Des chercheurs israéliens viennent de publier dans la très sérieuse revue scientifique The British Journal of Cancer les résultats d’une étude indiquant qu’un test de l’haleine pourrait permettre détecter certains types de cancers. L’année dernière, des résultats préliminaires indiquaient qu’une telle détection était possible dans le cas de cancers du poumon. Aujourd’hui, l’étude a été élargie aux cancers du sein, de la prostate et du colon.
Sources :British Journal of Cancer (2010), 542-551 ; Belga, 11-08-10 ; Le Soir, 11-08-10 ; L’Echo, 12-08-10 ; Gazet van Antwerpen, 12-08-10 ; Het Laatste Nieuws, 12-08-10 ; La Dernière Heure, 12-08-10 ; l’Avenir, 12-08-10 ; La Capitale, 12-08-10 ; Het Nieuwsblad, 12-08-10.
Commentaires de la Fondation contre le Cancer
L’année dernière, cette même équipe de chercheurs israéliens avaient annoncé qu’un test de l’haleine pouvait permettre de détecter un cancer mais seuls des tests préliminaires avaient été concluants pour des cas de cancers du poumon.

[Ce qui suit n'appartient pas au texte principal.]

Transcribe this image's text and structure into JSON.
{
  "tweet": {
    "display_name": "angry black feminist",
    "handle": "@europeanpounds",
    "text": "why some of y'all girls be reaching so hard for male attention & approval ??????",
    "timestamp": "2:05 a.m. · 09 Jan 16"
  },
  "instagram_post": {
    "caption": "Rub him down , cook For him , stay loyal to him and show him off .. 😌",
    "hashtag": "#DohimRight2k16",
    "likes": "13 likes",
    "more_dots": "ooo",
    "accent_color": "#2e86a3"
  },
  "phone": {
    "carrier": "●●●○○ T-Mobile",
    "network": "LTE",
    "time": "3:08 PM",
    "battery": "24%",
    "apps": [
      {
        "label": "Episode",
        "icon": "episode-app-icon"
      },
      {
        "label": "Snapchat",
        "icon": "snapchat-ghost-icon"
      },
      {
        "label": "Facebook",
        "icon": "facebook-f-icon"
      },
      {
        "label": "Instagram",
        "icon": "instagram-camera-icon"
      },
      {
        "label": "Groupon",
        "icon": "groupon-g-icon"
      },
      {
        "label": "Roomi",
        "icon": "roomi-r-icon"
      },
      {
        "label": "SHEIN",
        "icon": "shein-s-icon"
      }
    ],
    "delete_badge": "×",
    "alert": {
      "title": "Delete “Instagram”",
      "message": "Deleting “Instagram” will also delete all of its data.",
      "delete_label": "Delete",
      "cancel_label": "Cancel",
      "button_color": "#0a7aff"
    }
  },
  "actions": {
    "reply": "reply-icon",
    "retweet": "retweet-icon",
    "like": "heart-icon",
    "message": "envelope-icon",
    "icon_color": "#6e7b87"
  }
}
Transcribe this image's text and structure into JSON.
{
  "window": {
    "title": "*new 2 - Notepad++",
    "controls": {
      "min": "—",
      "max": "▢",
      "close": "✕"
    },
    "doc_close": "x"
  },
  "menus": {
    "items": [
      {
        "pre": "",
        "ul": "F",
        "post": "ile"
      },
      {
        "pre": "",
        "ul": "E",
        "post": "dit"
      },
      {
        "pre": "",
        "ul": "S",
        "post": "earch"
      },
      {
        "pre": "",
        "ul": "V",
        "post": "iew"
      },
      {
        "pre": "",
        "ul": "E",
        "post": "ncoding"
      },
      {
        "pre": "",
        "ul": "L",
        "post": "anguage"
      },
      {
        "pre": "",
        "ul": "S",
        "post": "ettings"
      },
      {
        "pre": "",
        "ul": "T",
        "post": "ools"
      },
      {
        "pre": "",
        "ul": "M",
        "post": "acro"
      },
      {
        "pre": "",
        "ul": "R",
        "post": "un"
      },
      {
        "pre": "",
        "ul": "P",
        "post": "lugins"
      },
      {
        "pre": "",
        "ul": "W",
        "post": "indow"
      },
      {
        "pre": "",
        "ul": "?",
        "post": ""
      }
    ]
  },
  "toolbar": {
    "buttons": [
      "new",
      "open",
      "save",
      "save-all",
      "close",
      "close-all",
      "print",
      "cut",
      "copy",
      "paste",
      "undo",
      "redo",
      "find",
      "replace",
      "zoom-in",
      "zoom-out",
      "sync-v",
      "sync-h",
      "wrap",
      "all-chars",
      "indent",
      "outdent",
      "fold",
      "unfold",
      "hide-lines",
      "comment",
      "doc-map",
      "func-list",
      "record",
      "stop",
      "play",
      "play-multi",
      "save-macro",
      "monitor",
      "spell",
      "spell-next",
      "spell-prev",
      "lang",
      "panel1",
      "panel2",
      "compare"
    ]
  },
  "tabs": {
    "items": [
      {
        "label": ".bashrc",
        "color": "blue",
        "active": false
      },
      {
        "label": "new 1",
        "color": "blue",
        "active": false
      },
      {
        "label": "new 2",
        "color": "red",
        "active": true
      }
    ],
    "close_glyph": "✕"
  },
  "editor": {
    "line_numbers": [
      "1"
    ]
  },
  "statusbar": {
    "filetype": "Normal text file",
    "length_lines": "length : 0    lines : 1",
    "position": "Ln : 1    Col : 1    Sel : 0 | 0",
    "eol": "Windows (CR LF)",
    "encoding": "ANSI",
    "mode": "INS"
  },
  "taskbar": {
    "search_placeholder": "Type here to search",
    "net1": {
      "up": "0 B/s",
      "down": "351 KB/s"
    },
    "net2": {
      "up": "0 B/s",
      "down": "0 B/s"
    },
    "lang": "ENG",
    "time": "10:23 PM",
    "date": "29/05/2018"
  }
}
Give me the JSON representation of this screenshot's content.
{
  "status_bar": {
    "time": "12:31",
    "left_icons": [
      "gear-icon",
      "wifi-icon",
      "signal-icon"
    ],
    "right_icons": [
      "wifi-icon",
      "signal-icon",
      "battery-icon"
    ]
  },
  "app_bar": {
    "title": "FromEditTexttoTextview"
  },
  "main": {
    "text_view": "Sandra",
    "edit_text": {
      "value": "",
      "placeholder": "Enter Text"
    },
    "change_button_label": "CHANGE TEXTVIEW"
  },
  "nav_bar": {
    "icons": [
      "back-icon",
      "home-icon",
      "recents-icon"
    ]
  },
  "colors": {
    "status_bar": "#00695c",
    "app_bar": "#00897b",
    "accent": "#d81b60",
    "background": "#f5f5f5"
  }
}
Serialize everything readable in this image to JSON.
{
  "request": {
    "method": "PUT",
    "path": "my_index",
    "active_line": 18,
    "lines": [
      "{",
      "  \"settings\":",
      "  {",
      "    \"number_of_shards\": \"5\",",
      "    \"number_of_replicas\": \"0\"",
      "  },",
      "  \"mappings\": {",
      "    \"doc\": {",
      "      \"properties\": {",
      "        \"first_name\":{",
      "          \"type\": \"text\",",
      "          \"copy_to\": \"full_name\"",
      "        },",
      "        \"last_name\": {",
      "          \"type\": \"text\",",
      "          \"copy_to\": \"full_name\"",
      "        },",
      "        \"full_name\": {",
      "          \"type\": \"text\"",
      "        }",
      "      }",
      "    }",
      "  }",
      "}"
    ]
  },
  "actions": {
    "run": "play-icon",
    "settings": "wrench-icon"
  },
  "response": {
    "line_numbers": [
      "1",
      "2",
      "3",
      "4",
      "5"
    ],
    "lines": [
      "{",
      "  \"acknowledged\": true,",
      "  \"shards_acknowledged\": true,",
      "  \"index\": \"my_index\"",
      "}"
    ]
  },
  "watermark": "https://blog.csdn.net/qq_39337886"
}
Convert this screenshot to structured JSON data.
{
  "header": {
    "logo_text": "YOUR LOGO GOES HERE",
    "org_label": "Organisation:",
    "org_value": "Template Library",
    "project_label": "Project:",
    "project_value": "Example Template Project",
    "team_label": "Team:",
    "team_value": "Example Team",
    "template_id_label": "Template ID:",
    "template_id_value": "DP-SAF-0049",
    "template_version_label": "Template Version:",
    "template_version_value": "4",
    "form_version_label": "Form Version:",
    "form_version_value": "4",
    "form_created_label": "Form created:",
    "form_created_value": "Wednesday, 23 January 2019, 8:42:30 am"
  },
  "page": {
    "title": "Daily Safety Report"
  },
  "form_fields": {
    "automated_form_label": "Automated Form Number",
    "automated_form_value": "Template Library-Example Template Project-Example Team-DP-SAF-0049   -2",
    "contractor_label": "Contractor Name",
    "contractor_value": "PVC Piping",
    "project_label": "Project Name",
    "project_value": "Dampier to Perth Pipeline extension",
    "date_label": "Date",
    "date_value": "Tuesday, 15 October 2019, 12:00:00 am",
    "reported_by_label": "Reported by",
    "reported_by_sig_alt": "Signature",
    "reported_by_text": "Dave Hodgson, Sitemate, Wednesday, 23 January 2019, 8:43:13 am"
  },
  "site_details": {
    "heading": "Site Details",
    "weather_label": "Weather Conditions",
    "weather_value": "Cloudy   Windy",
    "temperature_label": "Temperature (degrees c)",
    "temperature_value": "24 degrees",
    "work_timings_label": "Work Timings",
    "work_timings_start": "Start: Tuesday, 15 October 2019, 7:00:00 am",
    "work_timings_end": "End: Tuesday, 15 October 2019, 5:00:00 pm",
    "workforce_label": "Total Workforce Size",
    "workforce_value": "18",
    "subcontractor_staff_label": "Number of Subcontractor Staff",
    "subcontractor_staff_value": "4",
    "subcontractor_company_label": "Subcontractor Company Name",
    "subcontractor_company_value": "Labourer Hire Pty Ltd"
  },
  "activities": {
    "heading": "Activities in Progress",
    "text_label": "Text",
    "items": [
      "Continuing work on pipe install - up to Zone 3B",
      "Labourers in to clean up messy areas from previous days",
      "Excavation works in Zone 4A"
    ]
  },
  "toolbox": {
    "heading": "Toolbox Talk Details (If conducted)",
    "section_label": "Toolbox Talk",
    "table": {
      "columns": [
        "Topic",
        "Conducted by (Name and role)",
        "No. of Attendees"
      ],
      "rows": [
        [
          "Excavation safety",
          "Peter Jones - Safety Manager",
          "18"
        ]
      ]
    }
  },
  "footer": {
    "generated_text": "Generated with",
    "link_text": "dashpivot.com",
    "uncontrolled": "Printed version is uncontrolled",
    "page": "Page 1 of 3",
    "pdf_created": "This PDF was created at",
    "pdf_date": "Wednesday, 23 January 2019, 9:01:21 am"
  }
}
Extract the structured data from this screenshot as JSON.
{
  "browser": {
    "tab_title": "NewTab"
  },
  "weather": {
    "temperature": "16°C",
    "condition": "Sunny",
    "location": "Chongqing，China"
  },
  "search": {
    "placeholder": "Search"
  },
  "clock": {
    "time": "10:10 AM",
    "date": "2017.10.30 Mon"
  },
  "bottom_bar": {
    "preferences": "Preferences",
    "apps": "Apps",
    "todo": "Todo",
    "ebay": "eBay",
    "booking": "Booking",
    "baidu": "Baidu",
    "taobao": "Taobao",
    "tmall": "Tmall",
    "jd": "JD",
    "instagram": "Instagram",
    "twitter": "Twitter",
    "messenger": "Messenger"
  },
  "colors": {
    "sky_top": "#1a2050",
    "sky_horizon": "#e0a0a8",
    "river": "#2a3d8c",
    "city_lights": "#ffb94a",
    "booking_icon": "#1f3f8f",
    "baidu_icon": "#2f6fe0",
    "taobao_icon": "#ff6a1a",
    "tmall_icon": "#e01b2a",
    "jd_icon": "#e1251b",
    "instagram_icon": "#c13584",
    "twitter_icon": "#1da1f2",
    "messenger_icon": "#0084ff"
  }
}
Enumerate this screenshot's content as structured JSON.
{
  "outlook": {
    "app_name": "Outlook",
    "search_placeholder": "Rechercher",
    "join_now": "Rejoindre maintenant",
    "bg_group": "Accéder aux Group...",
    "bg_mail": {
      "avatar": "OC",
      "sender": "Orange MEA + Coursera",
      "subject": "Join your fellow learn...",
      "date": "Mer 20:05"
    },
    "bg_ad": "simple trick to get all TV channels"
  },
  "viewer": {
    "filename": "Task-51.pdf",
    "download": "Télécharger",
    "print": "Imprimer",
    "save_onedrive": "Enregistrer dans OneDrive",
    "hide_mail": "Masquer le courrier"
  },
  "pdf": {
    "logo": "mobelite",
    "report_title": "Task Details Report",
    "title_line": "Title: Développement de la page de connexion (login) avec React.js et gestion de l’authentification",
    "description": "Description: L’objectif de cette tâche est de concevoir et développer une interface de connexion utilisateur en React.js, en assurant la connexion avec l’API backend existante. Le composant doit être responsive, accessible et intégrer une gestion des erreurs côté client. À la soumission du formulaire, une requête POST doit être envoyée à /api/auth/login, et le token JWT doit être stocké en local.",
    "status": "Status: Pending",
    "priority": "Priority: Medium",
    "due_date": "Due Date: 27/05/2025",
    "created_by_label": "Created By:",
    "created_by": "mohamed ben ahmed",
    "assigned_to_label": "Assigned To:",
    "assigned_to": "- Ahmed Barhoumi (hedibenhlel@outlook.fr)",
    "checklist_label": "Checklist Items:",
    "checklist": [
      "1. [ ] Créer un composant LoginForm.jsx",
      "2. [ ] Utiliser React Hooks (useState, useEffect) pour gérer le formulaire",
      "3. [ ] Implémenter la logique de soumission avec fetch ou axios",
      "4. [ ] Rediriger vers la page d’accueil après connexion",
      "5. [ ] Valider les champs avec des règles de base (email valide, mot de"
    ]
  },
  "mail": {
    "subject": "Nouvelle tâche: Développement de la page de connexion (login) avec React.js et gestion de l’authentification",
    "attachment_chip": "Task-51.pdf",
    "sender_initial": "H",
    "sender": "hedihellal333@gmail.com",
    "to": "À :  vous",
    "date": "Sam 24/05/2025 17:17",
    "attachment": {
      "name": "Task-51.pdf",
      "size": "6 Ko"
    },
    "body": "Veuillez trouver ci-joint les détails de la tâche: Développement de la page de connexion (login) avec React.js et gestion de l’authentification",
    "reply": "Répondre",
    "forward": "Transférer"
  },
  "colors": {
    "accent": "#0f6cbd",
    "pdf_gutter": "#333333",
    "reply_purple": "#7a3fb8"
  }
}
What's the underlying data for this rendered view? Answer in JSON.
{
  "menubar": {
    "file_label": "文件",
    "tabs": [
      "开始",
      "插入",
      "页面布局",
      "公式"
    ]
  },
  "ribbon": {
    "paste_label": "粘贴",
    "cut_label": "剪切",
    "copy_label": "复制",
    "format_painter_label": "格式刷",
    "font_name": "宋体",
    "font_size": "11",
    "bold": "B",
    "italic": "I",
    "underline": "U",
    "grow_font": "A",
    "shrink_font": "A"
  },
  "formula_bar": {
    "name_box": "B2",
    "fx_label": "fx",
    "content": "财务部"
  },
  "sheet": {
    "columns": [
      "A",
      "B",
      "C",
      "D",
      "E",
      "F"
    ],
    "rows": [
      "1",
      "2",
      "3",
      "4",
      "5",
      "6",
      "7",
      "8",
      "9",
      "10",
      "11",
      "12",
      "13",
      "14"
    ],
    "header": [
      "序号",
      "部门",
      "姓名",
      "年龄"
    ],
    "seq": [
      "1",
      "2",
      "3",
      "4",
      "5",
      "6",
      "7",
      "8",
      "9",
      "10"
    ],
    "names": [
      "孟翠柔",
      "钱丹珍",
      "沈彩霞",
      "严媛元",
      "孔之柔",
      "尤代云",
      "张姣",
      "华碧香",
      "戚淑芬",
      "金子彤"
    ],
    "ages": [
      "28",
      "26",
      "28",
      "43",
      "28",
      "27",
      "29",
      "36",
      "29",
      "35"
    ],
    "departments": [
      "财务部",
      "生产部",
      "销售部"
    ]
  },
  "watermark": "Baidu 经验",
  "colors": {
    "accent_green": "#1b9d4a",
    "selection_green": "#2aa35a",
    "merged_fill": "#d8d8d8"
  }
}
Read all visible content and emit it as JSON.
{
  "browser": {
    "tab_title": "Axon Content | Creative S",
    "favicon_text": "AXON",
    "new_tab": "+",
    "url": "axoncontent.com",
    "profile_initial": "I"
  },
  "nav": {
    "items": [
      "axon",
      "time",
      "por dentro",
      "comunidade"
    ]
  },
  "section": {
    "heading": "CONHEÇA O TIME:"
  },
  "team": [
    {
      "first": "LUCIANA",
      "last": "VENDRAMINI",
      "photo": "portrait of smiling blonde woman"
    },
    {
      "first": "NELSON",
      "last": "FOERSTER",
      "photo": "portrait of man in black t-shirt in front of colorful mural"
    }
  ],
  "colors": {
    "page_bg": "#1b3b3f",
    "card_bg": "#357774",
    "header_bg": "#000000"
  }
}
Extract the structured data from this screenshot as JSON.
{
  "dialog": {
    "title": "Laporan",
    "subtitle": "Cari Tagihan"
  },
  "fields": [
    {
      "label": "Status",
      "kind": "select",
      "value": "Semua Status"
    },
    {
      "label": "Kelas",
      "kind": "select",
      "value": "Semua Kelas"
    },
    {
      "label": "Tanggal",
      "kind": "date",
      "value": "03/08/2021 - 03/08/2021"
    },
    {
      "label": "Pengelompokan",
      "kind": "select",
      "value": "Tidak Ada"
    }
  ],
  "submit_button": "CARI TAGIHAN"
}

L’équipe a alors persévéré dans cette voie originale de recherche et des essais ont été menés auprès de 177 volontaires âgés de 20 à 75 ans, atteints de différents types de cancers (poumon, sein, prostate ou colon) ou indemnes de maladie. Les analyses ont été effectuées dans des conditions standardisées, dès l’établissement du diagnostic par les approches conventionnelles (imagerie et biopsie) et avant application de tout traitement.
Sur quoi se basent ces tests d’haleine ? On sait que les cellules cancéreuses présentent des modifications chimiques de certains composants de leur membrane. Ces modifications entraînent la formation de composés organiques volatils (COV). De précédents travaux ont montré que ces COV peuvent se détecter à la surface des cellules cancéreuses mais aussi dans l’haleine des patients. En effet, au niveau des poumons, une partie des COV présents dans le sang passe dans l’air que la personne respire.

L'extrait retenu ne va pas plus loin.